Ideas for Contemporary Living

très Brooklyn


Posted on October 31st, by David Bjorngaard in Here/There, The Moment. No Comments

A- food trucks

Paris is having a Brooklyn moment. You’ll notice it in the food trucks, the organic locally sourced food, plaid shirts and rough-hewn industrial interiors. Here “très Brooklyn” signifies informality, creativity and quality. For a few days this summer, I was able to witness this first hand. Luckily for us, this is still Paris, so the scarf wearing hipsters are strolling down the Champs Elysees, eating 5 course dinners with foie gras, and were born with some of the best fashion sense around. In Paris, high fashion and modern architecture mix with traditional style and good taste, and a new generation is creating their own unique mark on this city.

A- saturne 2

For an experience of haute cuisine a la Brooklyn, one night we dined at Saturne, enjoying a six course meal with wine pairing. All the food was made to highlight fresh, locally sourced organic ingredients. The chef accommodated my California dietary requirements:  no dairy please! They made the chore of creating one plate just for me seem like  it wasn’t a burden at all, and the dishes I was served were as taste-bud delighting as my friends plates, which were dripping with dairy. The interiors at Saturne are in line with the  Brooklyn loft feel: blond wood, exposed metal, industrial sconces (well, actually Serge Mouille shell sconces, to give it a French twist), leather cushioned bench seating, an open kitchen, and glass skylights. The front of the space has a bar counter and several tables, for a more casual feel. To get to the back room, you walk through the glass fronted wine cellar, a tease for what’s to come.
A- touleries

Another day we grabbed lunch at the Paris establishment le Fumoir. This place would fit right in at Park Slope and Prospect Park: unfinished wide plank floors (can you imagine the beating they get, and they still look fantastic), leather chairs and sofas, cafe tables, dark interiors with wood blinds, AND a seemingly private back library. Plus, it doesn’t hurt that it is right across the street from the neo-classical facade of the Louvre.

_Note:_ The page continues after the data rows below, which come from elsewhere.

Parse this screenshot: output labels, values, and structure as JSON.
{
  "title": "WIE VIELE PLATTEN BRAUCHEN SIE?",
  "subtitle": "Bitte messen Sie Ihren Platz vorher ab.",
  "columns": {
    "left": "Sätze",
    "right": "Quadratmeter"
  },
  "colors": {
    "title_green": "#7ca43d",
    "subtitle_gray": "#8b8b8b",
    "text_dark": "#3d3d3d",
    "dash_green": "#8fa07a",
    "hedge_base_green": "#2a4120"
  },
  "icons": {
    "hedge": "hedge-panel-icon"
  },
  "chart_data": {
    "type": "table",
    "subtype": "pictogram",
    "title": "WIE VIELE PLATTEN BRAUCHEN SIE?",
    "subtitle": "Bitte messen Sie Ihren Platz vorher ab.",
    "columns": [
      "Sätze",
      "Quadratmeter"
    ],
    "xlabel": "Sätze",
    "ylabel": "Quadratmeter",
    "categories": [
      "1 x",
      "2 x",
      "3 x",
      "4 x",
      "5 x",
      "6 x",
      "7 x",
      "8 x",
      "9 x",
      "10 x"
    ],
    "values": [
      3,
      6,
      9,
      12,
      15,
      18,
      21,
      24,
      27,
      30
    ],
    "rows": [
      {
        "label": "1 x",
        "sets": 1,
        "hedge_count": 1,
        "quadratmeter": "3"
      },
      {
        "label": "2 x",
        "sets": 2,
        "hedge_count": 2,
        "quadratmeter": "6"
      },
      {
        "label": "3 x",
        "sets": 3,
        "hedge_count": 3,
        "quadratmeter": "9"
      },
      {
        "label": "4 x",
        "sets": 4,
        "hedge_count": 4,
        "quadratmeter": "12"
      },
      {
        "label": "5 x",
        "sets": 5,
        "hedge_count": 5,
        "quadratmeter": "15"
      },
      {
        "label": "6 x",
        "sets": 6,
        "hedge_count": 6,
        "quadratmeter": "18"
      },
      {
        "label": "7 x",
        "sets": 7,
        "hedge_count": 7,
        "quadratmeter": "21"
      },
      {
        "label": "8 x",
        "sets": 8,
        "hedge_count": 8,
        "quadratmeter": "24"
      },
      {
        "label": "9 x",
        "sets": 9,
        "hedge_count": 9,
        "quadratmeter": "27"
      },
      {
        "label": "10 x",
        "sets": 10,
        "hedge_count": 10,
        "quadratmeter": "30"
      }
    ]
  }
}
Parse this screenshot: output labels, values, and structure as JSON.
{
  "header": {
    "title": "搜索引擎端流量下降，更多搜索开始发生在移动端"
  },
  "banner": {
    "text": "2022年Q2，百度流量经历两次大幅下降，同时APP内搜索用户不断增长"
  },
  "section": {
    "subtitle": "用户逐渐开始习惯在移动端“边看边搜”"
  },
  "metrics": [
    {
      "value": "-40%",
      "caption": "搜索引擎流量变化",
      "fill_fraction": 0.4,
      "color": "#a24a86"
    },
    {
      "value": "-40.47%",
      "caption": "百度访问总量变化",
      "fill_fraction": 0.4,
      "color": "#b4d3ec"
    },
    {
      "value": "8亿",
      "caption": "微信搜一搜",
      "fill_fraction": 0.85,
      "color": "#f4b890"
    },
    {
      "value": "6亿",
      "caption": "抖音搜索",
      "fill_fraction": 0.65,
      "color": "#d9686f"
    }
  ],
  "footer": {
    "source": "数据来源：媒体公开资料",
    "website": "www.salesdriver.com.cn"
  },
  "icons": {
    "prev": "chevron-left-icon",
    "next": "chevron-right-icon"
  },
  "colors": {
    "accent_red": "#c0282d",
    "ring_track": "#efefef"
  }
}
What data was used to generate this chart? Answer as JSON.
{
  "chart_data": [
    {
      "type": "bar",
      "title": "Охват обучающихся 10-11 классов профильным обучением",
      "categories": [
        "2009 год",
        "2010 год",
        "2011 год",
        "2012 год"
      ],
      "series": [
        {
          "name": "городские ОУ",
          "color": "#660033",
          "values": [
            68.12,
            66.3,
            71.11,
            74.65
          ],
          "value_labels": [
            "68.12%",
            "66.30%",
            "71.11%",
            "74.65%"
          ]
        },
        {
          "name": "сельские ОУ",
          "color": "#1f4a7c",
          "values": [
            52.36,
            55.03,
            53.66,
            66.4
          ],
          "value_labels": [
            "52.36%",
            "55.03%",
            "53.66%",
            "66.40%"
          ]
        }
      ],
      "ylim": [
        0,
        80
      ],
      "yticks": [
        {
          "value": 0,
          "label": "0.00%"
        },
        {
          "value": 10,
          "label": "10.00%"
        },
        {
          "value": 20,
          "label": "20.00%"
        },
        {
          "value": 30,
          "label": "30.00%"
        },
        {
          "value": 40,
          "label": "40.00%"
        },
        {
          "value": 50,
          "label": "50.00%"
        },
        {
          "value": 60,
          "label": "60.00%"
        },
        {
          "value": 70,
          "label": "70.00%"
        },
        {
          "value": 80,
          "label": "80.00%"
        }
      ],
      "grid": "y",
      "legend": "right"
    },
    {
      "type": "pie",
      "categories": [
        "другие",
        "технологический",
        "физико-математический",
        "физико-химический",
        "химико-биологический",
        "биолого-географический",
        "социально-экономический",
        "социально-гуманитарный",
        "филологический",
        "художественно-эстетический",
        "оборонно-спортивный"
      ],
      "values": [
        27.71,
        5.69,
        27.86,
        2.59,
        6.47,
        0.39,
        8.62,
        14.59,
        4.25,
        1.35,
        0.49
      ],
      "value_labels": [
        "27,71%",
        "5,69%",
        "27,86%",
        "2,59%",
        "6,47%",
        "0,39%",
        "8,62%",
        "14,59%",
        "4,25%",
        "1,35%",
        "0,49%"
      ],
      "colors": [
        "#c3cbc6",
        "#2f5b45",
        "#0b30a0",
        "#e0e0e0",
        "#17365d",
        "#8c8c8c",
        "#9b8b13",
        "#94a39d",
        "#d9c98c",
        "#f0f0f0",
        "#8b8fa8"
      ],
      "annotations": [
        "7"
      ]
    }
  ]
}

Later that day we went to a garden fair at the Tuileries Garden in honor of the architect André Le Nôtre. I loved the wall of flowers (as later seen at the Dior runway show) and enjoyed he garden made of moveable parts. But most of all I love the Tuileries Garden: the symmetry of the gardens, with the casualness of chairs scattered in conversation. This was definitely an authentic Parisian experience, non?